###  Построение Look-alike модели для целевой аудитории раздела веб-сайта

Используются различные подходы:
- Логистическая регрессия
- Naive Bayes
- текущий подход, рассмотренный в Wiki[https://wiki.tcsbank.ru/pages/viewpage.action?pageId=176096365].
Сравнение методов производится по метрике AUC ROC.

In [69]:
#Description TODO
from pyspark import SparkConf, SparkContext, HiveContext
import re
sc.stop()
conf = SparkConf().set("spark.executor.instances", 32).set("spark.driver.maxResultSize", "8g")
sc = SparkContext(conf=conf)

hc = HiveContext(sc)
table_name = 'user_kposminin.urls_w_levels1'
query2 = '''
select * from {0}

'''.format(table_name)

#hc.sql(query2[0])
#hc.sql(query2[1])

rdd = hc.sql(query2).rdd 


In [70]:
#Group by cookie and form url list the cookie visited
def test(id):
    ''' Is id (== cookie + '-'+date) from test sample or not ( and is from train sample)? Output is True or False
        In this case test sample == sample from 4th of July.    
    '''    
    return re.findall('[0-9]{4}-([0-9]{2}-[0-9]{2})',id)[0] == '07-04'

    
rdd2 = rdd.flatMap(lambda row: [(row['cookie'] + str(1*test(row['object_id'])) , row['domain']),
                                (row['cookie'] + str(1*test(row['object_id'])), row['domain']+'[0]'+row['lev0']),
                                (row['cookie'] + str(1*test(row['object_id'])), row['domain']+'[1]'+row['lev1']),
                                (row['cookie'] + str(1*test(row['object_id'])), row['domain']+'[2]'+row['lev2']),
                                (row['cookie'] + str(1*test(row['object_id'])), row['domain']+'[r]'+row['ref_domain']),
                                (row['cookie'] + str(1*test(row['object_id'])), row['domain']+'[r0]'+row['ref_lev0']),
                                (row['cookie'] + str(1*test(row['object_id'])), row['domain']+'[r1]'+row['ref_lev1']),
                                (row['cookie'] + str(1*test(row['object_id'])), row['domain']+'[r2]'+row['ref_lev2'])
]).reduceByKey(lambda a,b: a + ';;' + b)
#rdd2 = rdd.map(lambda row: (row['cookie'] , row['domain'])).reduceByKey(lambda a, b: a + ';;' + b)

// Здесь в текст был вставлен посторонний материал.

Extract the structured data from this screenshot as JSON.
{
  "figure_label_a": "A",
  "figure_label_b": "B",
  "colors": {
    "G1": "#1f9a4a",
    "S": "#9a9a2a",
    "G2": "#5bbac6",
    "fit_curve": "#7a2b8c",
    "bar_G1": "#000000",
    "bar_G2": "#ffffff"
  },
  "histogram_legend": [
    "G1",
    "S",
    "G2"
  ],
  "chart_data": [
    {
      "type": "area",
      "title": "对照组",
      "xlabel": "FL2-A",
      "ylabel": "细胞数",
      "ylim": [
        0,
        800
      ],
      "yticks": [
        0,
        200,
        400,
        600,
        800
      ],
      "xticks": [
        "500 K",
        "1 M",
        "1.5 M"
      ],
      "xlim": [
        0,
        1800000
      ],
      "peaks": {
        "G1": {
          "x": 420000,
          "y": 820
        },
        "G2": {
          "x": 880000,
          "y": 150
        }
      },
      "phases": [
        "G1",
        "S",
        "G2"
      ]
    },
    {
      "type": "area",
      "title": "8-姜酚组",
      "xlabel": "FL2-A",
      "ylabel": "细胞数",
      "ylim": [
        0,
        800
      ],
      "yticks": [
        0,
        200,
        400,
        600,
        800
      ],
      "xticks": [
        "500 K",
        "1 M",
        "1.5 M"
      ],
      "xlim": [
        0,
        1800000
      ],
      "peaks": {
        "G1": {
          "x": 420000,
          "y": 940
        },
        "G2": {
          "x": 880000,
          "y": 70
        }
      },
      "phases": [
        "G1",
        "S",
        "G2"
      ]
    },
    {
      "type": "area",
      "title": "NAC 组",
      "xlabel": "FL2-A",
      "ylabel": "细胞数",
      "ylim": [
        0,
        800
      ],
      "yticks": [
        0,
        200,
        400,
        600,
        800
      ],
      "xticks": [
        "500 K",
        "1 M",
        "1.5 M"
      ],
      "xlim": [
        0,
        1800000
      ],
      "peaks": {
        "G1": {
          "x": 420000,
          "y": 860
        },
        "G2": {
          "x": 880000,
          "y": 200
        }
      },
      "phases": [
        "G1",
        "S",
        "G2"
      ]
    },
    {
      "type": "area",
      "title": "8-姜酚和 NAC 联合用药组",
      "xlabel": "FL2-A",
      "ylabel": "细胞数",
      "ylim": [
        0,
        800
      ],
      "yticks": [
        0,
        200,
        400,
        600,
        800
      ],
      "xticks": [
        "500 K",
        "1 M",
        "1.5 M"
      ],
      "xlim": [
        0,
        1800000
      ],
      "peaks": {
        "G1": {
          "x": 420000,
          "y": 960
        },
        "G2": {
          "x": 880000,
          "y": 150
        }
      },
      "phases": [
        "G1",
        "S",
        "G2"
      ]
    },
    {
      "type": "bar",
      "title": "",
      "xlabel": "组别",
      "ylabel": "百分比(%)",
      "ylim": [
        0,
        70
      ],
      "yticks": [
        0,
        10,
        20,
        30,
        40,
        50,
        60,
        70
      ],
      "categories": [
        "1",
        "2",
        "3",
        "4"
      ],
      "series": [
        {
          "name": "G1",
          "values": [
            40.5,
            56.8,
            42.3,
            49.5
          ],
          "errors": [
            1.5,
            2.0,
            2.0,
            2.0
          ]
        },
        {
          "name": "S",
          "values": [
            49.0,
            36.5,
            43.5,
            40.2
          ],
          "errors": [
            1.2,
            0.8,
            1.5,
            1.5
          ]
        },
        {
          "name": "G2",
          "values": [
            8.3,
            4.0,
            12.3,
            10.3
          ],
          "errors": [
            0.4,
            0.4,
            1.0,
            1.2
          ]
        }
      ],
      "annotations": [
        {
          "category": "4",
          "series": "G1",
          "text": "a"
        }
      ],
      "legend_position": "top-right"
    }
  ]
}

# Label target cookies (=cookies visited target url) and exclude some urls

#target_urls =['mkb.ru/facility/private_person/cards/credit_card','mkb.ru']
target_urls =['avito.ru']
exclude_urls = target_urls + []

def handle_row(row,targ_urls, exclud_urls):
    proc_urls = row[1]
    for u in exclud_urls:
        proc_urls = re.sub('[^;;]*'+ u +'[^;;]*','',proc_urls)
    return (
        bool(int(row[0][-1])),
        any(tu in row[1] for tu in targ_urls), 
        re.sub('[;]{3,}',';;',proc_urls)
    )

rdd3 = rdd2.map(lambda row: handle_row(row,target_urls, exclude_urls))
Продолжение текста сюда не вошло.